I use a rice cooker. So, I use a cup of rice and two cups of water, 3 bay leaves. When the rice is cooked, fluff and taste it plain and with a pinch of salt. I get light floral scent and mild earthy hint of flavor in every bite of white rice.
3. Herb Omelet
My favorite spring mornings begin on the deck or patio. Make the coffee and an omelet. Maybe through a slice of bread in the toaster. Dine outdoors with the humming birds and bees buzzing about. Songbirds sing and your plan for the day becomes clear.
Herb omelets are one of the delights of spring breakfasts on the patio.
A great way to educate yourself to the unique flavors of a fresh spring herb is in an omelet.
a buttered skillet with 1 teaspoon of butter.
1 Tbs fresh chopped chervil (or chives, cilanto, parsley*.)
1 Tbs shredded Swiss cheese ( or American or mozzarella, optional.)
The first herbs to pop up in the spring are some of the most delicately flavored herbs of all.

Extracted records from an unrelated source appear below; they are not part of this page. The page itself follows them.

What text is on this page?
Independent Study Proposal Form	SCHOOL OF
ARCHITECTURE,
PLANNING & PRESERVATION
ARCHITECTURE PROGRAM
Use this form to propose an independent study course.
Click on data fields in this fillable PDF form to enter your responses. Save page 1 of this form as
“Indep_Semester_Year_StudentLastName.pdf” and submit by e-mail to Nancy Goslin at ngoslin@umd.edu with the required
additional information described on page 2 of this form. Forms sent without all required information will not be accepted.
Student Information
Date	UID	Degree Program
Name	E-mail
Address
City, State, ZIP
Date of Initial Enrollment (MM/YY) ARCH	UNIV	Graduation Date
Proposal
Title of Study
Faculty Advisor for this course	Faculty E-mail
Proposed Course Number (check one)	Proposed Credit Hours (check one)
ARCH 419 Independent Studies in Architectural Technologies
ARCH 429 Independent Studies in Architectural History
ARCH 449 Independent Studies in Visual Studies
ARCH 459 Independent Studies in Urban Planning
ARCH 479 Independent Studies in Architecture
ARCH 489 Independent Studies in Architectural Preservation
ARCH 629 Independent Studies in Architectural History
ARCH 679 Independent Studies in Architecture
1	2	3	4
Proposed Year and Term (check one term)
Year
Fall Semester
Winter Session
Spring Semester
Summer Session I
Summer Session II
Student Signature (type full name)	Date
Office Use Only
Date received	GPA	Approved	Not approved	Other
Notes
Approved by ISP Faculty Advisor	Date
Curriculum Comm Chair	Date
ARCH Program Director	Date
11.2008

A simple 2 egg omelet with a sprinkling of a teaspoon or two of fresh chopped herbs. Maybe add a tablespoon of mild shredded cheese, salt, pepper.
Herb omelet or scrambled eggs with chopped fresh herbs, it’s your choice. Try this method with just one herb per omelet to learn about the flavor of each herb.
I’m not going to get into how to make an omelet or scramble eggs. My mission is growing and enjoying herbs. An omelet made with fresh spring herbs is flavorful enough that you don’t need a lot of filling ingredients.
With more experience, experiment with herb combinations. My favorites are Fine Herbes: chives, tarragon, and parsley. Or any combination of these herbs.
My favorite herb omelet is chervil and Swiss. A couple of slices of buttered and salted baguette with radish slices complete the perfect spring meal.
1 large Bay Leaf = 1/2 teaspoon broken = 1/4 teaspoon crushed
Substitute one fresh leaf for every two dried leaves.
I show case single herbs in my herb vinegars. Save the flavor of delicate spring herbs by making herb vinegar while herbs are at their peak.
If you don’t think herbs have much to offer, it could be because you tasteless herbs are old. Buy a small starter plant and try some fresh herb leaves in your recipes this season. I don’t think there would be any point to raising tomatoes if I didn’t also grow basil.
* Seed Sources
Renee’s Garden – Annual herbs are grown from seed. Chervil, cilanto, parsley and dill. Plus, chives, parsley calendula and nasturtiums.
The plant’s Roman name, Laurus nobilis, comes from the word laudare, to praise, and a crown of bay leaves has been a sign of honor, as in the Olympic Crown of Bay Leaves.